Condições únicas sob ameaça
O norte do Chile abriga condições raras para a astronomia: altitude elevada, ar extremamente seco e baixa presença de nuvens, resultando em mais de 300 noites claras por ano. Esses fatores transformaram a região no principal polo global da astronomia, abrigando instrumentos como o futuro Telescópio Extremamente Grande (ELT). No entanto, a expansão urbana, a mineração e novos projetos de energia têm aumentado a poluição luminosa, ameaçando a escuridão essencial para observações precisas. Mesmo fontes de luz distantes podem interferir nas medições, misturando-se aos sinais cósmicos e reduzindo o contraste das imagens captadas pelos telescópios.

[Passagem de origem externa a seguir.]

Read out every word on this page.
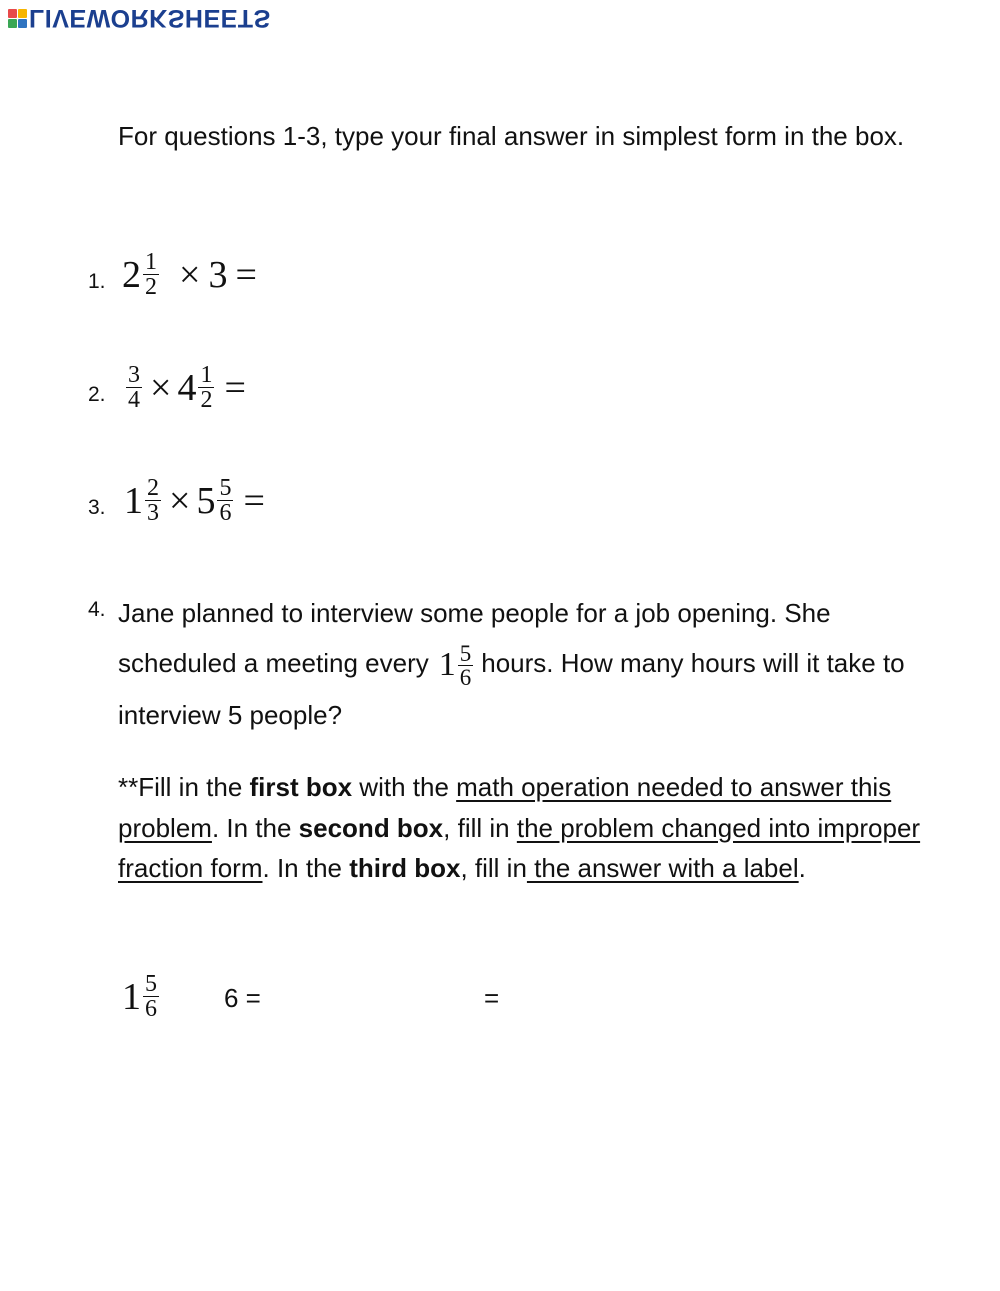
LIVEWORKSHEETS
For questions 1-3, type your final answer in simplest form in the box.
1. $2 \frac{1}{2} \times 3$ =
2. $\frac{3}{4} \times 4 \frac{1}{2}$ =
3. $1 \frac{2}{3} \times 5 \frac{5}{6}$ =
4. Jane planned to interview some people for a job opening. She scheduled a meeting every $1 \frac{5}{6}$ hours. How many hours will it take to interview 5 people?
**Fill in the first box with the math operation needed to answer this problem. In the second box, fill in the problem changed into improper fraction form. In the third box, fill in the answer with a label.
$1 \frac{5}{6}$	6 =	=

Impacto na ciência e no futuro da astronomia
Astrônomos destacam que a poluição luminosa compromete a capacidade de captar sinais de objetos a bilhões de anos-luz de distância. A região, que já enfrenta desafios como a interferência de satélites artificiais, pode perder sua posição como referência global para a astronomia. A escuridão do céu é um componente central para a eficácia dos telescópios, e sua degradação coloca em risco décadas de pesquisas e investimentos em infraestrutura científica.